O projeto parte de uma inversão da atual lógica urbana do Rio de Janeiro. Propõe-se a sensação de letargia como contraponto à experiência acelerada e funcionalista da cidade.

Infraestruturas elevadas de atravessamento para pedestres são espalhadas ao longo das vias expressas e entroncamentos da cidade. Estas estruturas são criadas a partir das vigas de aço corten - elemento primário do projeto - e possuem altas paredes para isolar o ambiente de seu contexto urbano. A proposta tem caráter dicotômico: apesar de se apresentar como uma passarela - um rápido atravessamento -, não visa à otimização de um trajeto e, sim, retardar o movimento e estimular a permanência, transcendendo, portanto, a mera função de passagem.

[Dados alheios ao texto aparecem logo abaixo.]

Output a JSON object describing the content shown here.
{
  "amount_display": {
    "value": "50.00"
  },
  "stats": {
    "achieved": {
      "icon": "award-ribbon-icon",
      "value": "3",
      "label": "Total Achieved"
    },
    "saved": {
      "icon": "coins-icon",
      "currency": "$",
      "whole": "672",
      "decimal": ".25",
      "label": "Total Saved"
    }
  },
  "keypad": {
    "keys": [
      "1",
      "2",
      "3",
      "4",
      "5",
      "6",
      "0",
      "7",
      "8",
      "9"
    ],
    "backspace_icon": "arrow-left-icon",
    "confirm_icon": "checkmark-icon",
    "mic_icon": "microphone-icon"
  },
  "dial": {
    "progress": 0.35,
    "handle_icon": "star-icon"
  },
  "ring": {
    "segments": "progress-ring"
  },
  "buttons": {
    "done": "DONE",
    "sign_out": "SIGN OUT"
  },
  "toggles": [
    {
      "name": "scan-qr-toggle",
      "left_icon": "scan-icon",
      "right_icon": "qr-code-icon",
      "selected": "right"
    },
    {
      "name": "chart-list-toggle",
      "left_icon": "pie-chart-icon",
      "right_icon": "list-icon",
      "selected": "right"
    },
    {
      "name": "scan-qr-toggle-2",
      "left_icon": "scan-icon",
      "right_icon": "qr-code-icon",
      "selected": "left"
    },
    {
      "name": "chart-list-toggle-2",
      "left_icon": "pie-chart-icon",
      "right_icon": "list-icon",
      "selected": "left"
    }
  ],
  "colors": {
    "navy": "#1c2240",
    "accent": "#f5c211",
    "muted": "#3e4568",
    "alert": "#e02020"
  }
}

Propagação das vigas pelas Vias Expressas da cidade

A eliminação do elevado repercute na mobilidade de toda a cidade. Assim, a intervenção proposta espalha-se por todo o município como estilhaços da Perimetral. As vigas são deslocadas da função de sustentação de um fluxo expresso e pontual para propagarem, em rede, a sensação de desaceleração pelo território.

Rudimentos

Com a extinção da Perimetral, o valor de ruína é agregado às suas vigas. A ruína historiciza e enterra o objeto no tempo, é o testemunho e o fragmento de um mundo que não existe mais. A beleza romântica das ruínas está no espaço intermediário que elas ocupam, no hiato entre a memória de um mundo que se foi e seu registro - a existência concreta do objeto.

Diagramas de variações de combinações entre as vigas

O projeto assume o módulo da viga (40m x 1,65m) como elemento primário. Sua multiplicação - encaixe entre eles a partir do ângulo de noventa graus - possibilita diversas combinações, desdobrando-se em múltiplas formas. Os rudimentos são o sistema resultante dessa equação. Diante das inúmeras hipóteses, quatro estudos de caso foram elaborados, em forma de linha, cruz, quadrado e labirinto, localizados, respectivamente, na Avenida Brasil (Ramos/Maré), na Avenida Presidente Vargas (Cidade Nova), na Linha Amarela (Del Castilho) e na Avenida Ayrton Senna (Jacarepaguá). Os contextos foram escolhidos de acordo com o significado atribuído para cada forma.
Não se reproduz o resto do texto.